Architect Thomas Kligerman slatted shed-like poolhouse in dunes on Martha's Vineyard as seen in his new book Shingle and Stone published by Phaidon imprint The Monacelli Press
The interior of a pool house Kligerman designed in the dunes of Martha’s Vineyard features Luminessence pendant lights by Stephen White, a pair of slipcovered chairs, a white lacquer Jonathan Adler cocktail table, a Bigfoot dining table by Philipp Mainzer for E15 and a Wüd Furniture Design media cabinet. Photo by Peter Aaron / OTTO

Written with Mitchell Owens, the U.S. editor of the World of Interiors, the book lays out both Kligerman’s history and his influences. Fans of his work know that the shingle style has been an enduring touchstone for him — rarely has a designer gotten more use, and more joy, from cladding buildings in squares of cedar.

Receiving his design degree from the Yale School of Architecture, during the long tenure of the historian Vincent Scully — who literally wrote the book on the style — certainly helped. But Kligerman grew up partly in New Mexico, where the Puebloan style made a deep impression on him, and the sway of the curves in those traditional forms found its way into his work, too. (Although there are a lot more shingles than stones on display in the book, despite its title, we do see some of the latter in the rough-hewn rock walls of a Toronto project that is still underway.)

Architect Thomas Kligerman blacked wood and arching stone house on South Carolina's Lake Keowee as seen in his new book Shingle and Stone published by Phaidon imprint The Monacelli Press
The free-form pool at a Kligerman house on Lake Keowee, South Carolina, was designed to echo the curves of the nearby lake. The pool itself dramatically reflects the arching stone bridge that connects two parts of the house. Photo by Richard Powers

For a project called Woodland Red, in Upper Brookville, on Long Island, Kligerman riffed on the turn-of-the-century country house elements that one might find in a Stanford White–style home, as well as some of the work of H. H. Richardson. Exaggerating the traditional proportions slightly, the design mixes red brick with red shingles in a striking combination.

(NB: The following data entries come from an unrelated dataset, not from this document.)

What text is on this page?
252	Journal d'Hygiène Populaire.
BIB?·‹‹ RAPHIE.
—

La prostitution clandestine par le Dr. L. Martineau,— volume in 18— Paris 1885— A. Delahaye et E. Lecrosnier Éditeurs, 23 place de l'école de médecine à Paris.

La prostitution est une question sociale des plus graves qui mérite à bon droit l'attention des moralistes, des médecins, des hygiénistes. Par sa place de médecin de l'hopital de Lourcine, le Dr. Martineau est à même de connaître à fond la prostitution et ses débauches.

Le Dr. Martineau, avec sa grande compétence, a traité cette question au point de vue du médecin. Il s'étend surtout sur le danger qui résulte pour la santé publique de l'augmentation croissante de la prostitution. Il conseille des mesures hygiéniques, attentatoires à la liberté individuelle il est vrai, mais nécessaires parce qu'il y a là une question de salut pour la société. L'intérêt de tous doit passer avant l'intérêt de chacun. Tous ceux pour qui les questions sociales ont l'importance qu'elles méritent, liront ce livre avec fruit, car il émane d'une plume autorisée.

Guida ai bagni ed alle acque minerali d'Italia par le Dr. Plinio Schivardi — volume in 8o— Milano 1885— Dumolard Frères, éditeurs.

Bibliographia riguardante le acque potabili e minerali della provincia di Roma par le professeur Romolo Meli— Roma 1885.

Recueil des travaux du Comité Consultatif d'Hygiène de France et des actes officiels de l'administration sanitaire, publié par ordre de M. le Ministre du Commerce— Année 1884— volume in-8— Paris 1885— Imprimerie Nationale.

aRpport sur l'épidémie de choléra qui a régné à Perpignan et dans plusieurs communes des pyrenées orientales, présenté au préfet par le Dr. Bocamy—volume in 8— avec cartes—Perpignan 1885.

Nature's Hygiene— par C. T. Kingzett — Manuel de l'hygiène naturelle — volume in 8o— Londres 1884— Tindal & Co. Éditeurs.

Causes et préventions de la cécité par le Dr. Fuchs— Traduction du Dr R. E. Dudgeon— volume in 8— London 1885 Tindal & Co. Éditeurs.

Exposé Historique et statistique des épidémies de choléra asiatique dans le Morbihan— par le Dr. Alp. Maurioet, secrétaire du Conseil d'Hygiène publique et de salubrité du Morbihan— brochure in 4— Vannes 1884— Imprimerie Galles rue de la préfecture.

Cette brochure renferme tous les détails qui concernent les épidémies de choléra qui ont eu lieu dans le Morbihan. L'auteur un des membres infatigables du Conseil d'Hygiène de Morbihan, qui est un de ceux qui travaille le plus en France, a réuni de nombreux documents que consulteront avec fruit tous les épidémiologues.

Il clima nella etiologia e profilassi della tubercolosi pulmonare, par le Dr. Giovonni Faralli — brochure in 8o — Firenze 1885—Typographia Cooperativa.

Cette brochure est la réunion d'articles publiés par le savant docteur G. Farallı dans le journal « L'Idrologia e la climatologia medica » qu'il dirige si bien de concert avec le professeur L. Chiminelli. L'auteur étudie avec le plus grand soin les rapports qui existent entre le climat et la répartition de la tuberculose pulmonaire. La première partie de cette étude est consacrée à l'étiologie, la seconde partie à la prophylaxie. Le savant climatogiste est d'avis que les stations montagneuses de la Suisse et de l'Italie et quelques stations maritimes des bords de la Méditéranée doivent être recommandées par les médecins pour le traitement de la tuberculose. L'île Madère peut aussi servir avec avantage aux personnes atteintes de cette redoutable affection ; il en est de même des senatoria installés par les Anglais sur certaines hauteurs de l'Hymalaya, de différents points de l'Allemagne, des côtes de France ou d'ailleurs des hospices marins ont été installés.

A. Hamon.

Many of the houses presented here — in 200 beautiful images by various photographers, plus accompanying architectural drawings — are on the East Coast, and they take their aesthetic cues from the local traditional vernacular. But they depart from it, too. 

Architect Thomas Kligerman modern house in Seattle as seen in his new book Shingle and Stone published by Phaidon imprint The Monacelli Press
Kligerman writes in the book that this Seattle house “becomes a lantern when night falls, a sculpture in light, glass, and steel.” The project — in which Kligerman worked largely outside the realm of shingle and stone — shows how modern his designs can be. Photo by Richard Powers

A shingled home in Sagaponack, also on Long Island, called the Origami Flare Loft, for example, features a daring roofline of inflected planes that looks like a Dutch gable went to Japan for its semester abroad. It astonishes, but it works in its Hamptons context, because the folds have an elegant modesty about them. A Seattle home full of Miesian beams and straight lines in glass and steel, meanwhile, shows just how modern Kligerman can be. 

The architect notes in the book that his work is now taking a “futuristic” turn. That’s something perhaps best seen toward the volume’s end, in the knifelike edges of the chimneys atop an in-progress house in Dallas. Overall, Shingle and Stone gives readers a clear feeling that we’d follow him into the future he’s designing, and anywhere else for that matter.

Cover of architect Thomas Kligerman's new book Shingle and Stone published by Phaidon imprint The Monacelli Press
The Monacelli Press released Shingle and Stone: Thomas Kligerman Houses last month.